Mike Burnett of the Alexander Group discusses a common challenge among medical device manufacturers – how to effectively drive sales across diverse and growing product portfolios.
Welcome back to the Alexander Group’s medical device sales podcast. My name is Mike Burnett and I’m a director and part of the medical device practice here at the Alexander Group. Today, we’ll be discussing one of the most commonly cited challenges among medical device manufacturers how to effectively drive sales across a diverse and oftentimes growing product portfolio.
This is a challenge for vendors of all shapes and sizes from the largest of the Fortune 500 to the smallest of startups trying to expand their set of products or service offerings. What makes this especially challenging is today’s pressure to accelerate top-line growth while maintaining or decreasing their sales expense as a percent of revenue. This typically leaves sales leadership with limited resources while being asked to grow their overall revenue and oftentimes strategic portions of their portfolio.

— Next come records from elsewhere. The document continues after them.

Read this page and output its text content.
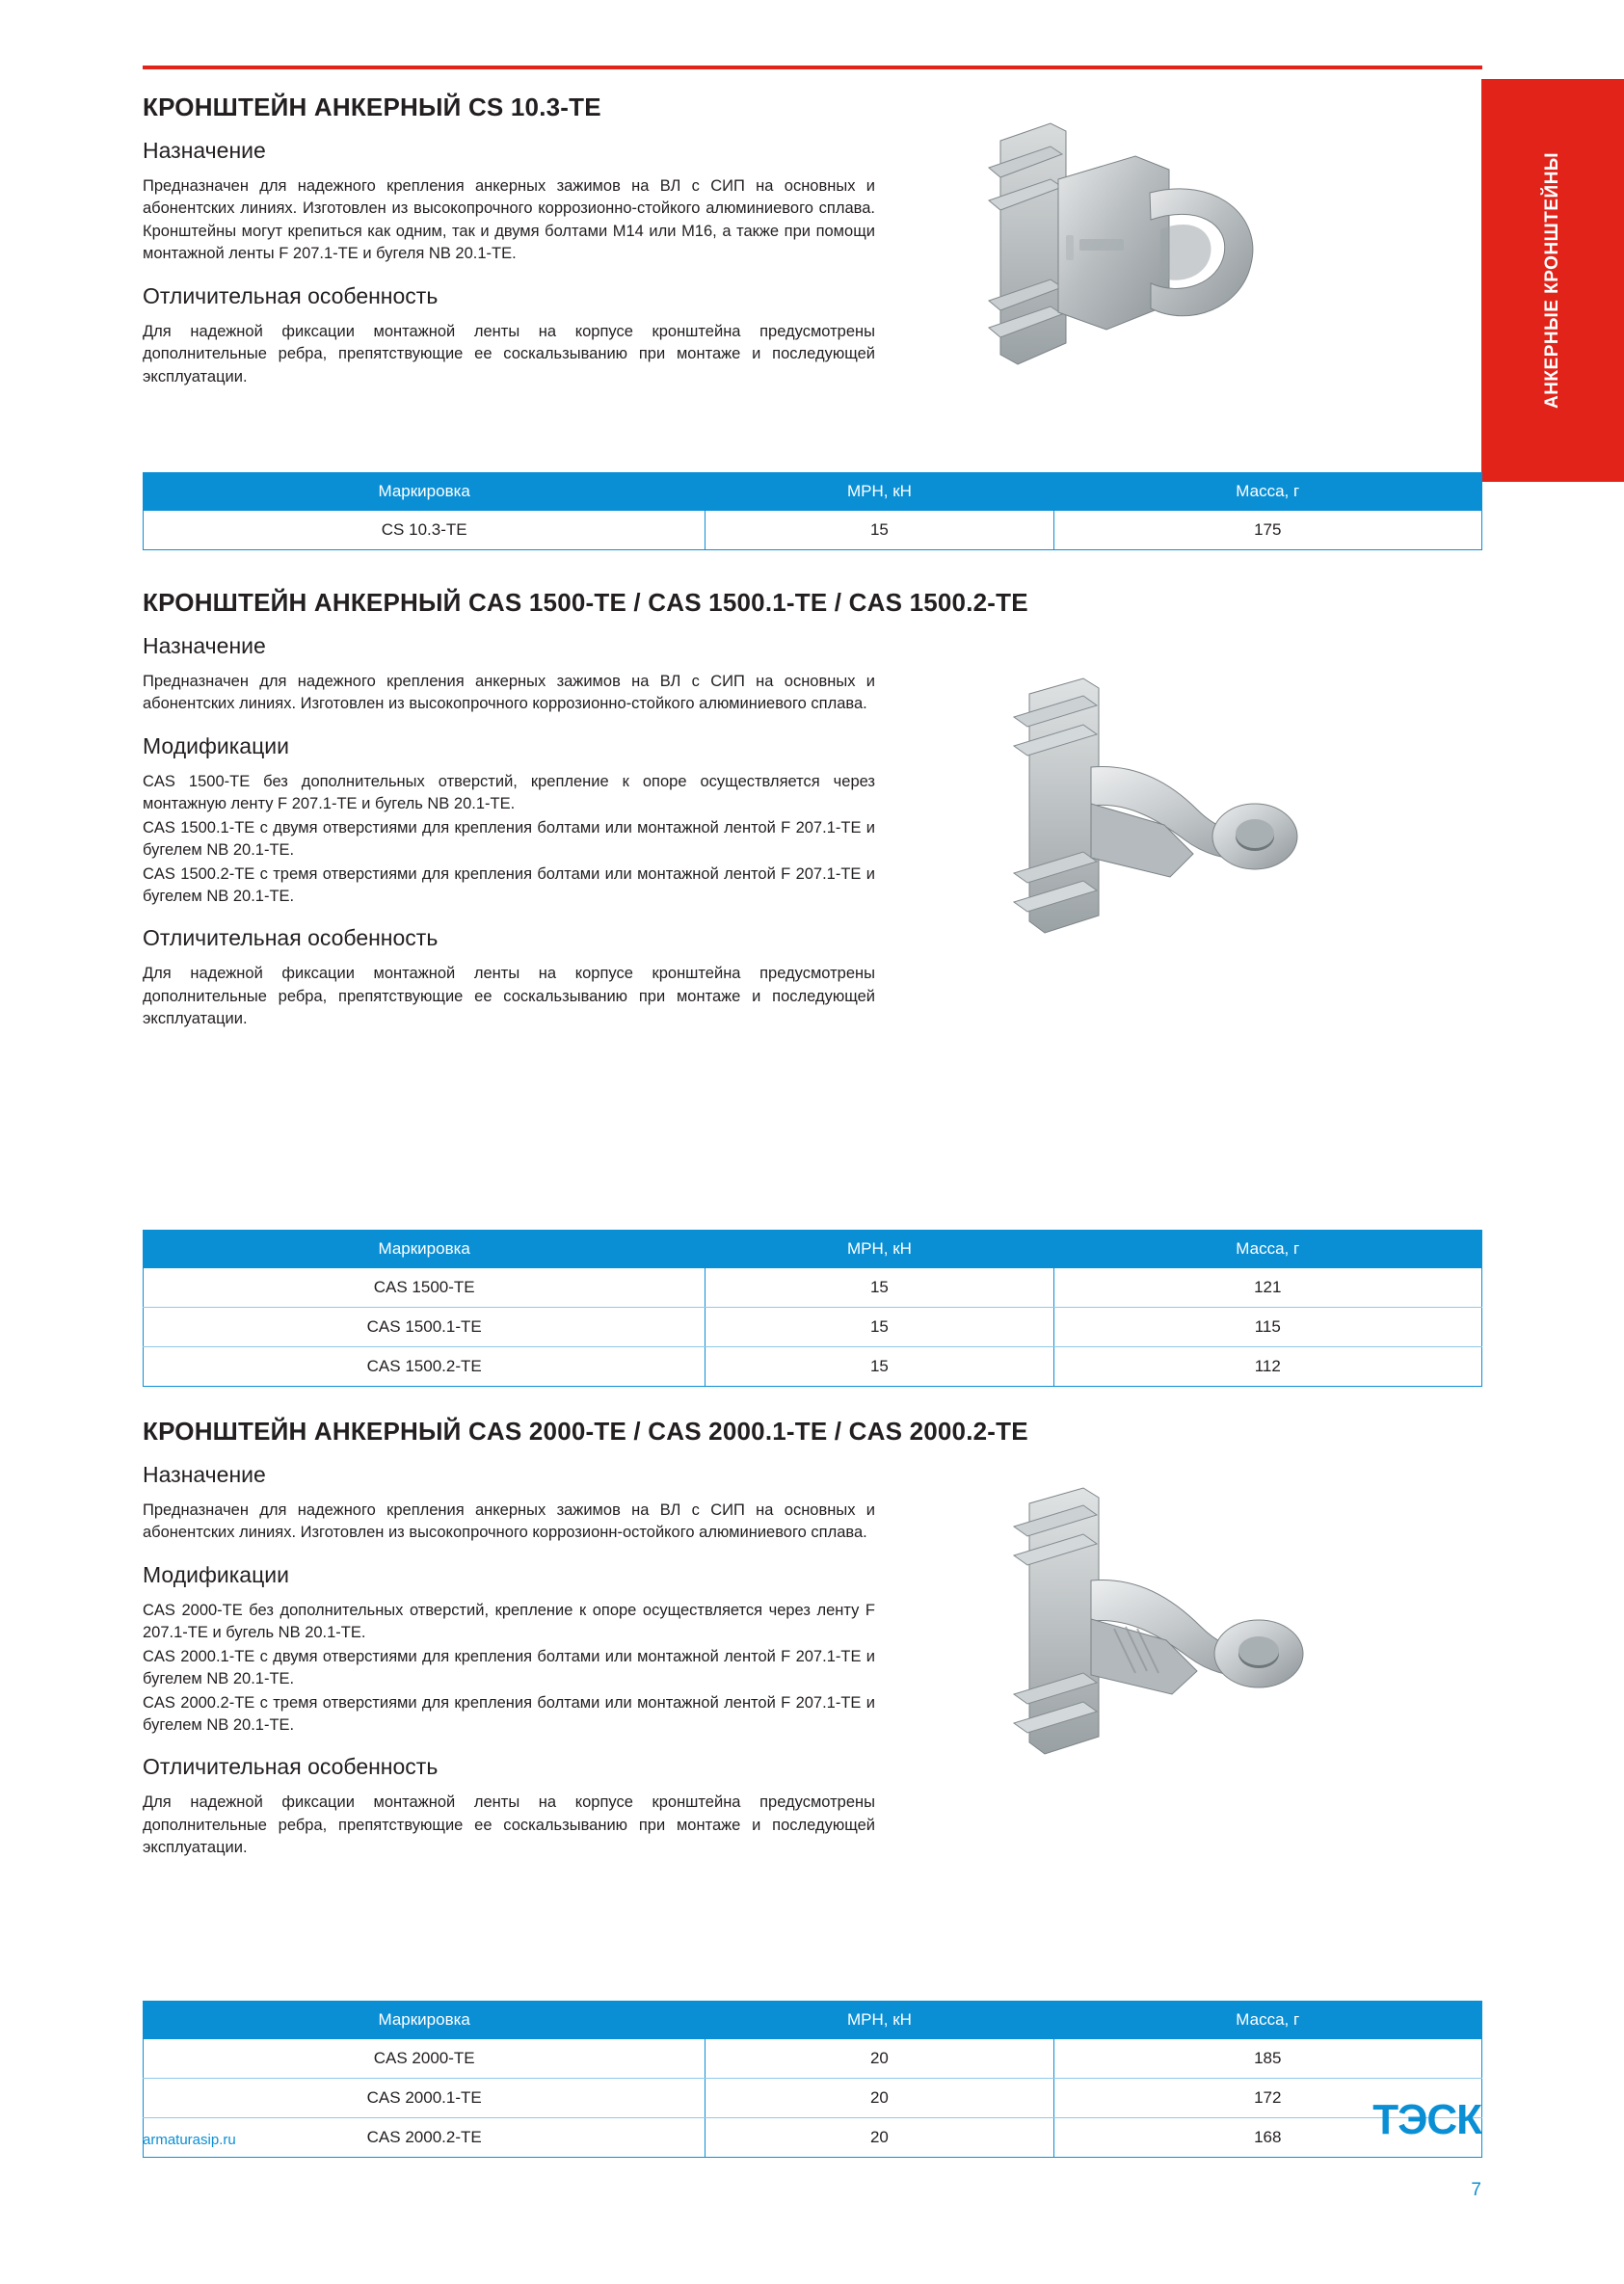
АНКЕРНЫЕ КРОНШТЕЙНЫ
КРОНШТЕЙН АНКЕРНЫЙ CS 10.3-TE
Назначение

Предназначен для надежного крепления анкерных зажимов на ВЛ с СИП на основных и абонентских линиях. Изготовлен из высокопрочного коррозионно-стойкого алюминиевого сплава. Кронштейны могут крепиться как одним, так и двумя болтами М14 или М16, а также при помощи монтажной ленты F 207.1-TE и бугеля NB 20.1-TE.

Отличительная особенность

Для надежной фиксации монтажной ленты на корпусе кронштейна предусмотрены дополнительные ребра, препятствующие ее соскальзыванию при монтаже и последующей эксплуатации.

Маркировка	МРН, кН	Масса, г
CS 10.3-TE	15	175
КРОНШТЕЙН АНКЕРНЫЙ CAS 1500-TE / CAS 1500.1-TE / CAS 1500.2-TE
Назначение

Предназначен для надежного крепления анкерных зажимов на ВЛ с СИП на основных и абонентских линиях. Изготовлен из высокопрочного коррозионно-стойкого алюминиевого сплава.

Модификации

CAS 1500-TE без дополнительных отверстий, крепление к опоре осуществляется через монтажную ленту F 207.1-TE и бугель NB 20.1-TE.

CAS 1500.1-TE с двумя отверстиями для крепления болтами или монтажной лентой F 207.1-TE и бугелем NB 20.1-TE.

CAS 1500.2-TE с тремя отверстиями для крепления болтами или монтажной лентой F 207.1-TE и бугелем NB 20.1-TE.

Отличительная особенность

Для надежной фиксации монтажной ленты на корпусе кронштейна предусмотрены дополнительные ребра, препятствующие ее соскальзыванию при монтаже и последующей эксплуатации.

Маркировка	МРН, кН	Масса, г
CAS 1500-TE	15	121
CAS 1500.1-TE	15	115
CAS 1500.2-TE	15	112
КРОНШТЕЙН АНКЕРНЫЙ CAS 2000-TE / CAS 2000.1-TE / CAS 2000.2-TE
Назначение

Предназначен для надежного крепления анкерных зажимов на ВЛ с СИП на основных и абонентских линиях. Изготовлен из высокопрочного коррозионн-остойкого алюминиевого сплава.

Модификации

CAS 2000-TE без дополнительных отверстий, крепление к опоре осуществляется через ленту F 207.1-TE и бугель NB 20.1-TE.

CAS 2000.1-TE с двумя отверстиями для крепления болтами или монтажной лентой F 207.1-TE и бугелем NB 20.1-TE.

CAS 2000.2-TE с тремя отверстиями для крепления болтами или монтажной лентой F 207.1-TE и бугелем NB 20.1-TE.

Отличительная особенность

Для надежной фиксации монтажной ленты на корпусе кронштейна предусмотрены дополнительные ребра, препятствующие ее соскальзыванию при монтаже и последующей эксплуатации.

Маркировка	МРН, кН	Масса, г
CAS 2000-TE	20	185
CAS 2000.1-TE	20	172
CAS 2000.2-TE	20	168
armaturasip.ru	ТЭСК
7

We’ve had the opportunity to work with medical device manufacturers, and we’ve seen a wide range of approaches. It’s been our observation that oftentimes taking a more holistic or multi-pronged approach is often the best solution for some new product training programs or spiff. Maybe all that’s required. For others, a complete transformation of their go-to-market model. But how should organizations decide what’s best for them? We typically recommend by starting with an assessment of the sales coverage model because if this is broken. Other efforts may only prove futile.
Start by exploring two fundamental questions. Question number one: What are our unique revenue segments and what is their potential? Agi defines a revenue segment as the unique intersection of a product offering and customer. This concept is especially important in the medical industry, given its wide array of products, practice areas, buyers and call points. For example, while a growing number of procedures are being conducted in both the acute and outpatient settings, these segments differ drastically in terms of buying behavior and may warrant a separate go-to-market approach.
Question number two: What sales and service motions are required for each revenue segment? One of the biggest challenges to managing a broader product portfolio is balancing the number of unique sales and service motions required to be successful. Each segment may require unique sales strategy and process, which can prove difficult for one seller to effectively master. For example, a well-established commodity in the O.R. may require more contracting and administrative support than active sales coverage or clinical support. The opposite is the case for a new surgical procedure that likely requires a consultative selling approach with deep clinical expertise. If a single sales position were asked to carry both of these products and sales motions, it wouldn’t be surprising if sellers self-select where they spent their time based upon their interest as well as their skill set.
In summary, and at the risk of oversimplifying, we find that the greater the number of unique segments and motions, the more likely the need for job specialization. When we couple this with the financial viability of each segment, we should begin to see a clearer picture of the optimal mix of resources required to effectively cover the portfolio. Every year, we work with clients to sort through these exact questions.
This has led to the deployment of sales forces assigned to specific hospital floors, areas of care procedures, disease states and, yes, even specific products. But even with the perfect coverage model, there are oftentimes other elements required to drive effective and successful cross-portfolio selling. Some of the most common levers include hosting training on new products and sales methodologies, developing product launch playbooks and collateral, deploying non-quota carrying overlay specialists to drive learning and adoption in the field, realigning incentive plans to product-specific measures or rewarding for balanced portfolio performance. And lastly, increasing the visibility and reporting of product-specific performance and pipeline at the field level.